Initially, our plan was to implement convolution operations to support Convolutional, MaxPool, and Flatten Layers that enable image processing. In order to use the fastest memory access patterns, we needed to access memory in straightforward incremental walks from one address to another. In the convolution forward, backward, and gradient operations, these could be made faster if the next memory location to be accessed (i.e. the next output channel) was at the current index in memory plus one word. For 4-dimensional filter tensors which are indexed by [output channels][input channels][height][width], this meant storing the tensor in column-major order. We made this decision uniform across the system, and all tensors (regardless of dimension) are stored in column-major order.

## 4.5 Scratch Memory

For any forward/backward/update pass, temporary memory regions must be allocated for the output of each layer, gradients of outputs, and weight and bias gradients for applicable layers. Our initial implementation placed these values in SDRAM, but after seeing our final model throughput, we decided to try using M9K for these scratch spaces. Below is a graph of the cycle counts for SDRAM and M9K scratch spaces, showing different counts based on the number of models present on the board.

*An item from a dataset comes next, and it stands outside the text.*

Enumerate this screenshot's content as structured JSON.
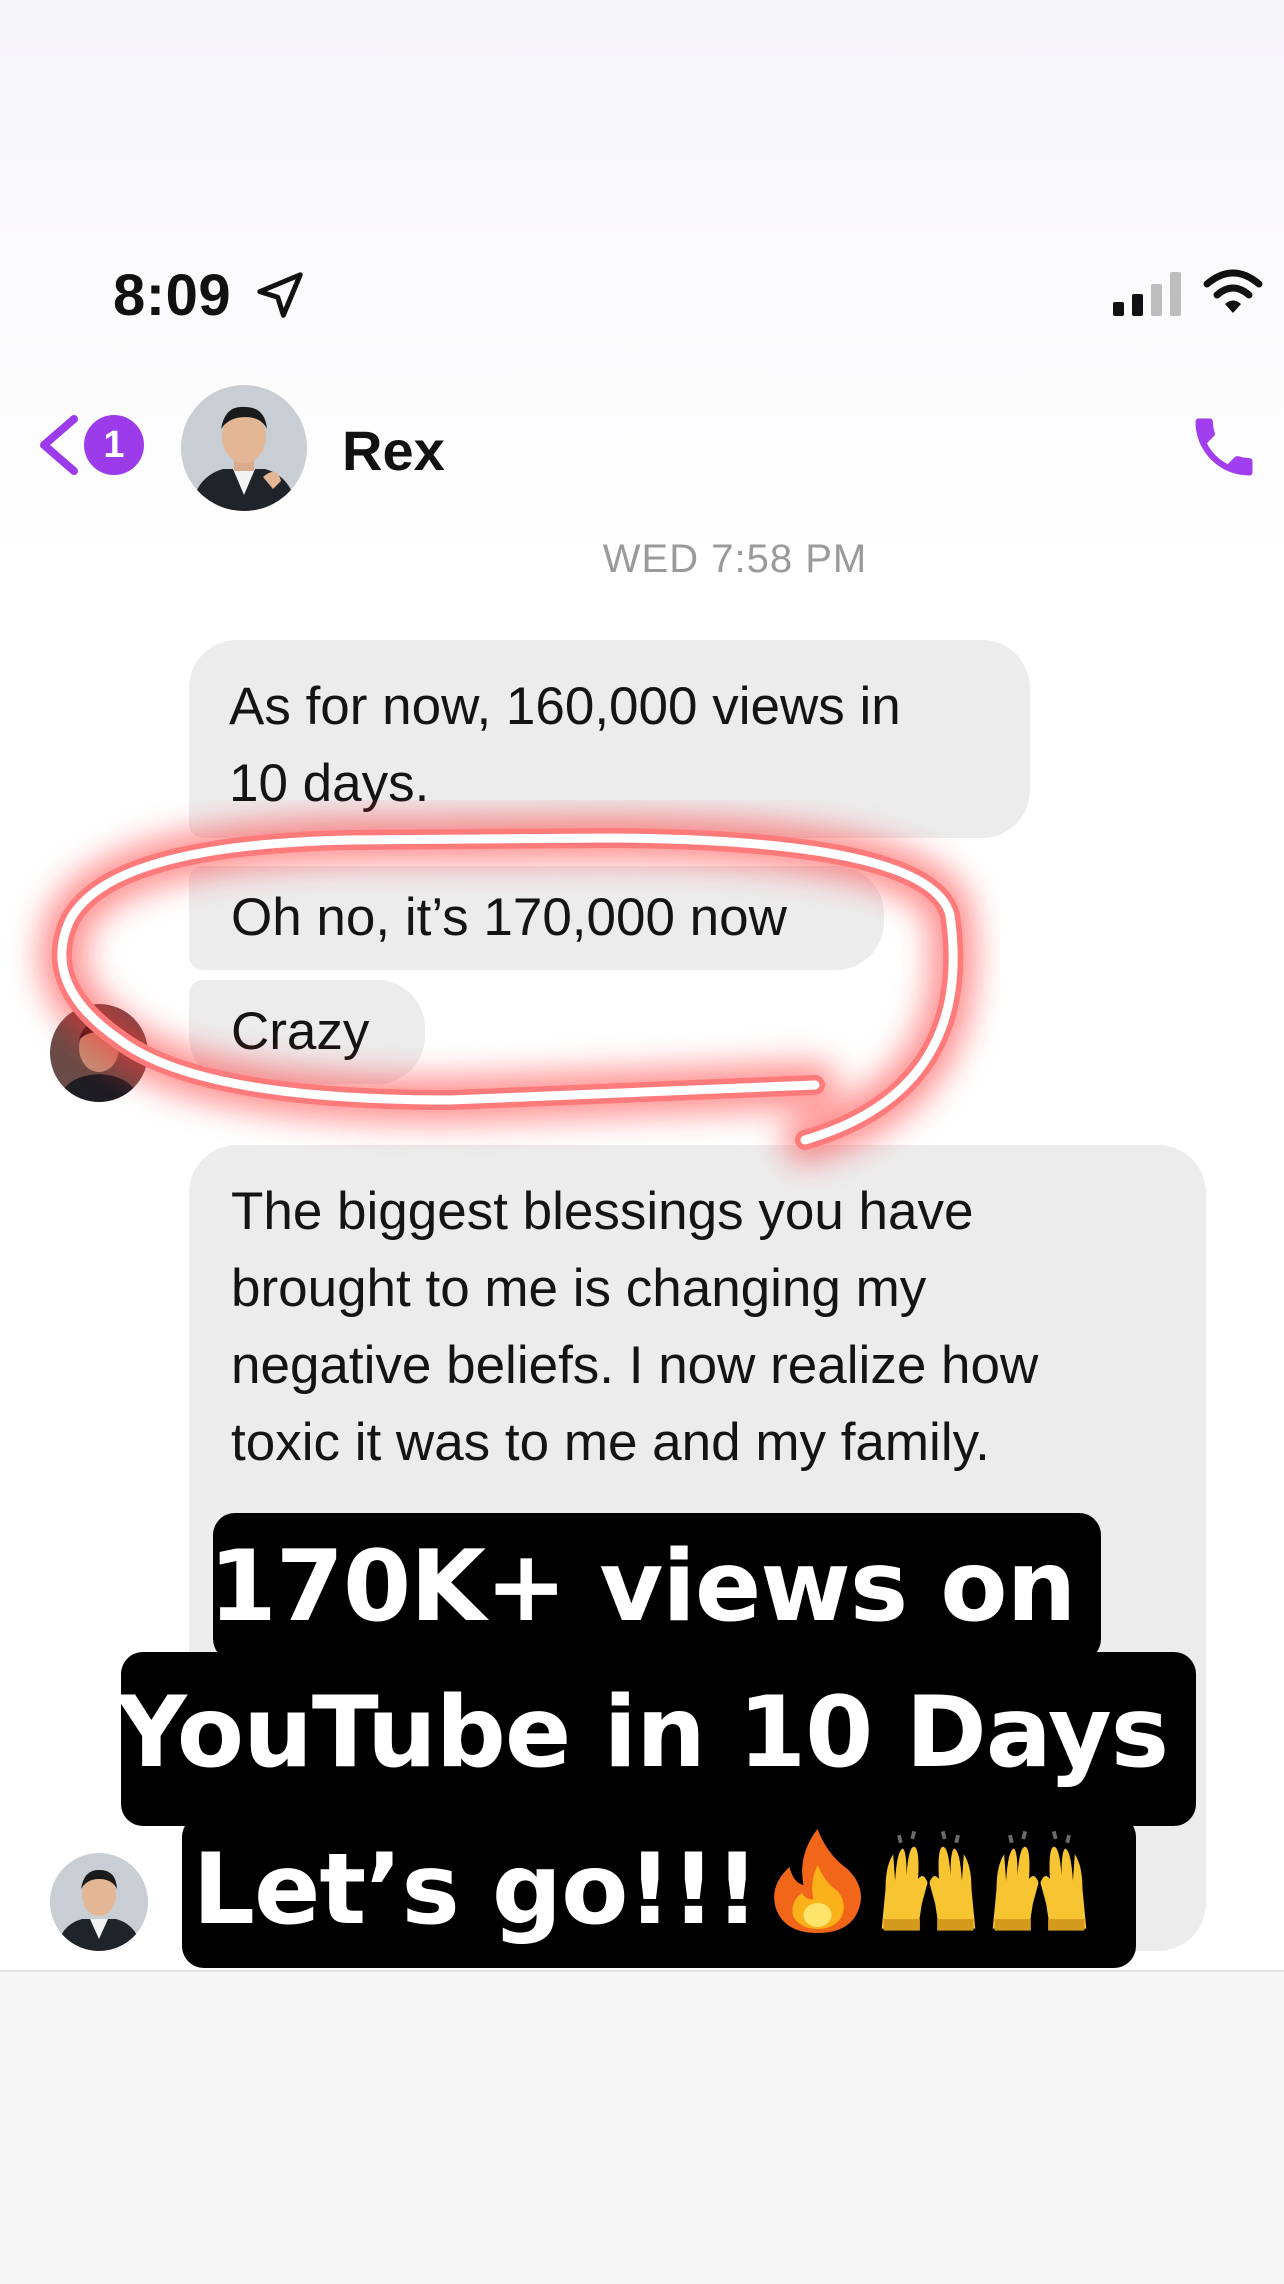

Using M9K memory for scratch space will always use fewer cycles than SDRAM, and the cycle counts increase with a smaller slope than does the SDRAM-only implementation. At the beginning, we opted against this approach so that we would have on-chip memory to spare for the packet buffer, but it has become clear that further utilizing on-chip memory is necessary to increase model throughput.

# 5 SYSTEM DESCRIPTION

Our system is complex, so it is easiest to describe how the system components work together throughout the process of model training, which begins when the end user starts making calls to our Python API as described in Figure 3.

## 5.1 Software

First, the user defines the following:

- Data Sets
- Data pipelines
- Models and their relationships to pipelines

• An information retrieval process

Before the Workload Manager can distribute any data pipelines or models to Worker Boards, it needs information on how many boards are in the network and how to address them. The Worker Finder will expose a database of active Worker Boards and their IP addresses to the Workload Manager. It will find active Worker Boards by broadcasting UDP packets to the IP network on which the Worker Boards are listening and record any responses it receives. This occurs once, before training time.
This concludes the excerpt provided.